Personal information
- Full name: Ryan Casey
- Date of birth: 3 January 1979 (age 47)
- Place of birth: Coventry, England
- Position: Left-back

Youth career
- –1996: Galway Hibernians
- 1996–1997: Swansea City

Senior career*
- Years: Team / Apps / (Gls)
- 1997–2002: Swansea City / 68 / (2)
- 2002–2003: St Patrick's Athletic
- 2003: Cork City
- 2004–2005: Galway United
- 2006: Melbourne Knights
- 2007: Athlone Town
- 2008: Longford Town

International career
- 1998: Republic of Ireland U18 / 2 / (0)
- 1999: Republic of Ireland U20 / 2 / (0)

Managerial career
- 2022–2026: Sligo Rovers (assistant)
- 2026: Sligo Rovers (interim)
- 2026–: Shelbourne (assistant)

= Ryan Casey =

Footballer (born 1979)

Ryan Casey (born 3 January 1979) is a former professional footballer who played as left-back. Ryan was appointed as the FAI Development Officer for Sligo in July 2007. He spent most of his career with Swansea City. Born in England, he played for the Republic of Ireland U18 national team.

==Playing career==
Casey began his career with Swansea City having signed as a 17-year-old from Galway Hibernians.

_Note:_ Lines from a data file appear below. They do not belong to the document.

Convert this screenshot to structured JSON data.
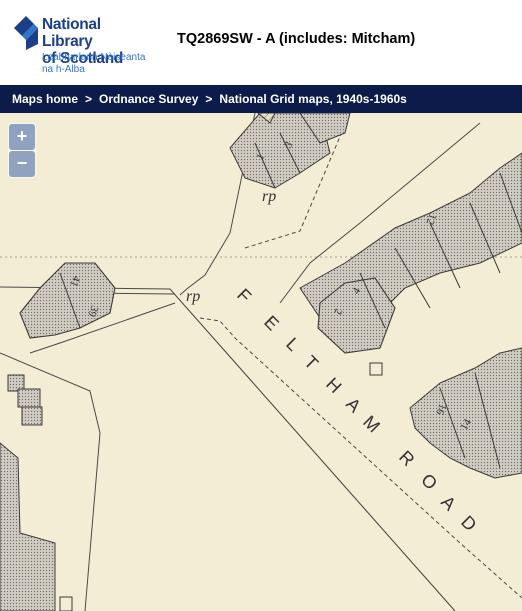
{
  "header": {
    "logo_line1": "National Library",
    "logo_line2": "of Scotland",
    "logo_gaelic1": "Leabharlann Nàiseanta",
    "logo_gaelic2": "na h-Alba",
    "title": "TQ2869SW - A (includes: Mitcham)"
  },
  "breadcrumb": {
    "items": [
      "Maps home",
      "Ordnance Survey",
      "National Grid maps, 1940s-1960s"
    ],
    "separator": ">"
  },
  "map_controls": {
    "zoom_in": "+",
    "zoom_out": "−"
  },
  "map": {
    "road_letters": [
      "F",
      "E",
      "L",
      "T",
      "H",
      "A",
      "M",
      "R",
      "O",
      "A",
      "D"
    ],
    "label_rp": "rp",
    "house_numbers": [
      "1",
      "3",
      "12",
      "2",
      "4",
      "39",
      "41",
      "16",
      "14"
    ]
  },
  "colors": {
    "brand_navy": "#1b3f8b",
    "brand_blue": "#2f77c9",
    "breadcrumb_bg": "#0b1c4a",
    "map_paper": "#f3edd6",
    "building_fill": "#c9c6bc"
  }
}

He also played for St Patrick's Athletic, Cork City, Galway United, Athlone Town and Longford Town.

Casey was part of the so-called "golden generation" of Republic of Ireland youth football of the late 1990s. Under the guidance of Brian Kerr, the unfancied Republic won the UEFA U-16 and U-18 European championships in 1998, and Ryan was part of the victorious U-18 side in Cyprus. In 1999, he played at the World Youth Cup in Nigeria, where the Republic reached the last 16 before going out on penalties to the hosts.

==Coaching career==
Having originally coached with Castlebar Celtic, Casey then coached in the Sligo Rovers academy from 2019 to 2022 when he was appointed first-team assistant manager under manager John Russell and remained in the role from 2022 to July 2026, when Russell departed the club to take up the role as manager of Shelbourne, with Casey acting as interim manager of Sligo Rovers for a 4–0 win over Janesboro in the FAI Cup. The following week after Russell's departure, Casey followed him to Shelbourne, again becoming his assistant manager.